Family members of death row prisoner Rodney Reed, Rodrick and Sandra Reed, police torture victim and former juvenile life without parole prisoner Mark Clements, author and scholar Keeanga-Yamahtta Taylor, and journalist Liliana Segura discuss fighting racism in the criminal “injustice” system.
The massive uprising this year against police brutality and murder has sharply illuminated the racism of not only the police, but also the institutions that protect them. This struggle has thrown into sharp relief questions about the true nature of cops, the courts and prisons. The Black Lives Matter movement has given new life to movements for prison abolition, criminal justice reform and the abolition of the death penalty.
The connection between these struggles is clear: the fight against racism. The same system that allows police to murder unarmed people of color in the streets is the system that incarcerates, tortures and murders people behind the walls.
Rodrick Reed is Rodney Reed’s younger brother. Rodrick and his family have been fighting to prove Rodney’s innocence and to free him for decades. Rodrick is the Vice President of Reed Justice Initiative. The idea for Reed Justice Initiative was born out of a series of conversations between Rodrick and Rodney, during which Rodney encouraged Rodrick to establish a collaborative to advocate for Rodney and people in similar situations to Rodney.
Sandra Reed is the mother of Texas death row prisoner Rodney Reed. In the 23 years since her son was wrongly convicted, she has been a tireless advocate for justice for Rodney. Sandra served on the board of the Campaign to End the Death Penalty (CEDP) for many years. Following the folding of the CEDP, Sandra and her family founded the Reed Justice Initiative (RJI) to continue campaigning for Rodney and against the death penalty. Sandra currently serves as President of the RJI.

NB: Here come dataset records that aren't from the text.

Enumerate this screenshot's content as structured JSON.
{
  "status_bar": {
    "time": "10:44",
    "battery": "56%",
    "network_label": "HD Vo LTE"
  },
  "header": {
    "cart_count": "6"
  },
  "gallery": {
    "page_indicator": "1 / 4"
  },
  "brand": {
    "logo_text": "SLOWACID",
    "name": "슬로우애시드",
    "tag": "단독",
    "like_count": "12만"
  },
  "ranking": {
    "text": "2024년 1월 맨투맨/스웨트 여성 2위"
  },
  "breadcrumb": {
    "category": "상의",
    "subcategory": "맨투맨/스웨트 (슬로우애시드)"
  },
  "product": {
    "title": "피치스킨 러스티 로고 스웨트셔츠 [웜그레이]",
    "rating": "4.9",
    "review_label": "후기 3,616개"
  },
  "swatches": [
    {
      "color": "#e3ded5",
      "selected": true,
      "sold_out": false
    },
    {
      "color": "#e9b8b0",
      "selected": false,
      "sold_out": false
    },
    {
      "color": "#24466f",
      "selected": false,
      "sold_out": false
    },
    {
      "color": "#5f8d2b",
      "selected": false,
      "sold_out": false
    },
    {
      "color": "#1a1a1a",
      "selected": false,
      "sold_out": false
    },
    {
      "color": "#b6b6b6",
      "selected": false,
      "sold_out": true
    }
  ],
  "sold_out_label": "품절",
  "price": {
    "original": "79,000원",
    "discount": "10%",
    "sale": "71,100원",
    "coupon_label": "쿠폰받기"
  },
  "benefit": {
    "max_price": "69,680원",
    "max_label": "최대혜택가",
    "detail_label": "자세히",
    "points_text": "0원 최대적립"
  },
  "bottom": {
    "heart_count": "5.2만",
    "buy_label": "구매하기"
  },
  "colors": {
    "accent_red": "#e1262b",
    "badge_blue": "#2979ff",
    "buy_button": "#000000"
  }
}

Mark Clements is a Chicago police torture survivor. At age 16 in 1981 he was taken to area 3 violent crime unit where he was tortured to confess to a crime. Mark was one of Illinois first juvenile’s sentence to natural life without parole in the state of Illinois. He remained incarcerated for 28 years before his conviction was overturned in 2009. In 2009 he was hired as administrator and organizer with the Campaign to End the Death Penalty and later served as a Board member with CEDP. Mark also helped establish the Illinois Fair Sentence of Youth through Northwestern University of School of Law, while sitting on the board of the Chicago Alliance Against Racist and Political Repression. Mark works with the Chicago Torture Justice Center as a learning fellow working in many complex areas of trauma and while attending court hearings and in support of others that were taken to police stations across the city of Chicago and tortured by members of the Chicago Police Department.
Keeanga-Yamahtta Taylor writes and speaks on Black politics, social movements, and racial inequality in the United States. She is author of From #BlackLivesMatter to Black Liberation, which won the Lannan Cultural Freedom Award for an Especially Notable Book in 2016. She is also editor of How We Get Free: Black Feminism and the Combahee River Collective, which won the Lambda Literary Award for LGBQT nonfiction in 2018. Her third book, Race for Profit: How Banks and the Real Estate Industry Undermined Black Homeownership, published in 2019 by University of North Carolina Press, was a finalist for a National Book Award for nonfiction, and a finalist for the Pulitzer Prize for History.
Liliana Segura is an award-winning investigative journalist covering the U.S. criminal justice system, with a longtime focus on harsh sentencing, the death penalty, and wrongful convictions. While at The Intercept, Segura has received the Texas Gavel Award in 2016 and the 2017 Innocence Network Journalism Award for her investigations into convictions in Arizona and Ohio. She lives in Nashville, Tennessee.